Remont Boya-Żeleńskiego w Łodzi
Zaskakujące w sprawie to, że firma, która wygrała przetarg na poprawki, należy do tych samych właścicieli, co firma, po której trzeba te poprawki wykonywać.
Pytaliśmy Krajowej Izby Odwoławczej o to, jak powinniśmy tutaj postąpić, bo chcieliśmy po prostu odrzucić tą pierwotną ofertę, znając te koligacje wśród tych firm. Natomiast przepisy zamówień publicznych na to nam nie pozwoliły – mówi Tomasz Andrzejewski z Zarządu Dróg i Transportu w Łodzi.

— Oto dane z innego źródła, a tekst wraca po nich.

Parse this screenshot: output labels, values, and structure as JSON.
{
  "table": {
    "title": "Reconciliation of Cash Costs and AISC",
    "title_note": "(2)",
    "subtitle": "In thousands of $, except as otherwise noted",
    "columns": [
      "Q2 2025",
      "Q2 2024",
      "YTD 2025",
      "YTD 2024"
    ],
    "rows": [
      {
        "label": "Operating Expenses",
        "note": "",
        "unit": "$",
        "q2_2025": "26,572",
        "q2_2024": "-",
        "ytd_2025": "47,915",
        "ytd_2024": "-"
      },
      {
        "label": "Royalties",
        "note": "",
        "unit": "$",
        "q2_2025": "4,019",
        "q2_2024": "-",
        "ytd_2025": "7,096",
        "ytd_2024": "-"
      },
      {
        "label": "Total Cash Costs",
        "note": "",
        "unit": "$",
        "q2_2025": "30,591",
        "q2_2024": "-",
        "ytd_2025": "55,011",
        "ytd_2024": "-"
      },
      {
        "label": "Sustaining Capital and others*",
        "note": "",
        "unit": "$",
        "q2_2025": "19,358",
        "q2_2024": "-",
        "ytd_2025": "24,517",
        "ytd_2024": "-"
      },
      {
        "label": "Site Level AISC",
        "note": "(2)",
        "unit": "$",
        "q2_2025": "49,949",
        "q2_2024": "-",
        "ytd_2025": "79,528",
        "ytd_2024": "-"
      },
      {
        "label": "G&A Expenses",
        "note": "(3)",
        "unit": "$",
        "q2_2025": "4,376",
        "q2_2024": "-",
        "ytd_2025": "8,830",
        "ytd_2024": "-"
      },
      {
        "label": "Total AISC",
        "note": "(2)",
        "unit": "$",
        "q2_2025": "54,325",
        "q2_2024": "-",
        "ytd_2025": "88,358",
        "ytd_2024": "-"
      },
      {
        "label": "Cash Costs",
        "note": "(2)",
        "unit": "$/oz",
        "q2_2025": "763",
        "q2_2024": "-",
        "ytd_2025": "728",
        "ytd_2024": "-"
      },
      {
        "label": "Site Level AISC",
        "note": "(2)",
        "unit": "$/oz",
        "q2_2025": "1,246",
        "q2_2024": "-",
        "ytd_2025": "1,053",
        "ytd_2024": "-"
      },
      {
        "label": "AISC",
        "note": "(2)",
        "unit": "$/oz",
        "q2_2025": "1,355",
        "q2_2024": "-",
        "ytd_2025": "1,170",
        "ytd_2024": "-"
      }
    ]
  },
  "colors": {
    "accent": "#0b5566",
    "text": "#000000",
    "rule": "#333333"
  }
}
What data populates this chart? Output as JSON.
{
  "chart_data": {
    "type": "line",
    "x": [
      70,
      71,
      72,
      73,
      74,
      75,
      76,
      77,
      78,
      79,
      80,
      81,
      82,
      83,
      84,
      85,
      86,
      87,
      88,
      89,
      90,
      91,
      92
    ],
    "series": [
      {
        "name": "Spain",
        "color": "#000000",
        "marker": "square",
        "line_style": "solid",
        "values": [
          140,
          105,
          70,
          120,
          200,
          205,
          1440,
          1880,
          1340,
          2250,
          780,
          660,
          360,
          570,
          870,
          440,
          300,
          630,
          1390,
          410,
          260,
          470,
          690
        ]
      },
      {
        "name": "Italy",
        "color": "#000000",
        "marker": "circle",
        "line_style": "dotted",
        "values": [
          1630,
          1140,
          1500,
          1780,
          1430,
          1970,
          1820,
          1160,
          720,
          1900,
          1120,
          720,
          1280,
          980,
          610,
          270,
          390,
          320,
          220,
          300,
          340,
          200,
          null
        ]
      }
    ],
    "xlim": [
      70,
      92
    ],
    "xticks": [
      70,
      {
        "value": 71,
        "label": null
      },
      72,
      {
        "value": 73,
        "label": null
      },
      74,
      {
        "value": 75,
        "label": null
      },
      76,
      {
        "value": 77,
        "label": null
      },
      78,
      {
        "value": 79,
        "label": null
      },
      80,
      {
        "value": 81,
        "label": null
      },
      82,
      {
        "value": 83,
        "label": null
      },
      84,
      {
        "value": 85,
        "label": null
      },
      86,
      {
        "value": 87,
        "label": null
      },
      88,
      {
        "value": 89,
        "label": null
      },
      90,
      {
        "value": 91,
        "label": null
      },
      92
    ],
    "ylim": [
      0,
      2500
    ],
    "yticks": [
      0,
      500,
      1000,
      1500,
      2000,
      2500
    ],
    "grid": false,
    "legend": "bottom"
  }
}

Miasto zaprzecza, że pieniądze trafią do tych samych kieszeni, jednocześnie twierdzi, że zostaną przeznaczone na pokrycie kosztów poprawek:
Sprawa w sądzie toczy się o to, żeby miasto nie zapłaciło podwójnie
Ale nie są to podwójne pieniądze, tylko rozmawiamy o sporze, gdzie zapłaciliśmy pierwszemu wykonawcy i chcemy te pieniądze odzyskać – wyjaśnia dyrektor Departamentu Inwestycji i Zarządzania Drogami Agnieszka Kowalewska-Wójcik.
To drugi drugi remont ulicy na odcinku od Spornej do Emilii Plater. Pierwszy zakończony w 2019 roku, trwał dwa lata, a kilka miesięcy po odbiorze nawierzchnia zaczęła pękać. Prace poprawkowe mają zakończyć się na wiosnę.